The company has sold more than $1 billion worth of Subsys so far.
The Arizona lawsuit also alleged Insys provided insurers with false or misleading information to authorize prescriptions.
“For example, Insys employees were allegedly instructed to mislead insurers into believing that patients who were prescribed Subsys had cancer when in fact they did not,” Brnovich said.
“The allegations of selling a highly addictive opioid cancer pain drug to patients who did not have cancer, make them no better than street-level drug dealers,” Shaw said.

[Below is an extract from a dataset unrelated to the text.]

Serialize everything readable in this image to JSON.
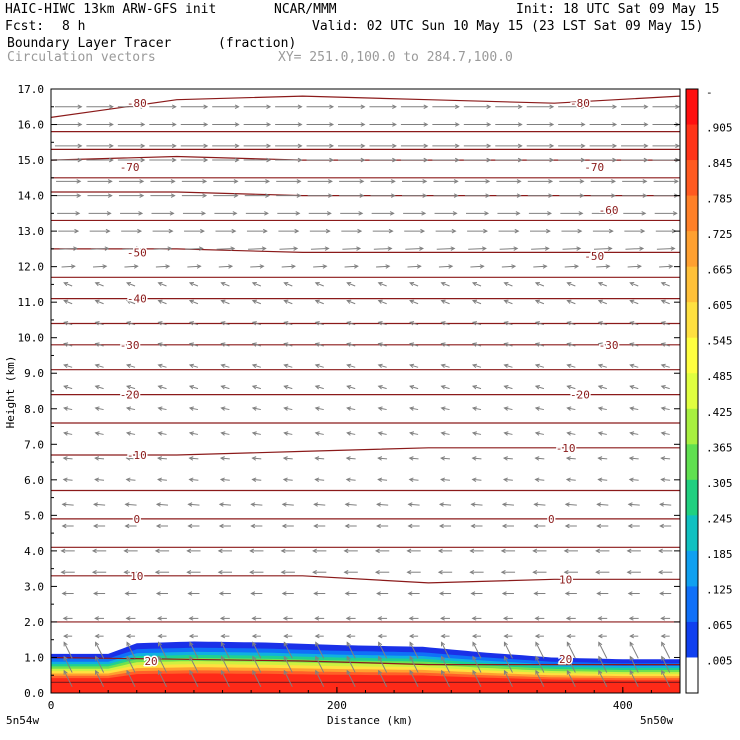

The company also allegedly claimed the Food and Drug Administration had approved Subsys for more uses than what was actually approved, such as the treatment of minor pain.
“As alleged, Insys executives improperly influenced health care providers to prescribe a powerful opioid for patients who did not need it, and without complying with FDA requirements, thus putting patients at risk and contributing to the current opioid crisis,” FBI Special Agent Mark A. McCormack said in the release.
The Associated Press contributed to this report.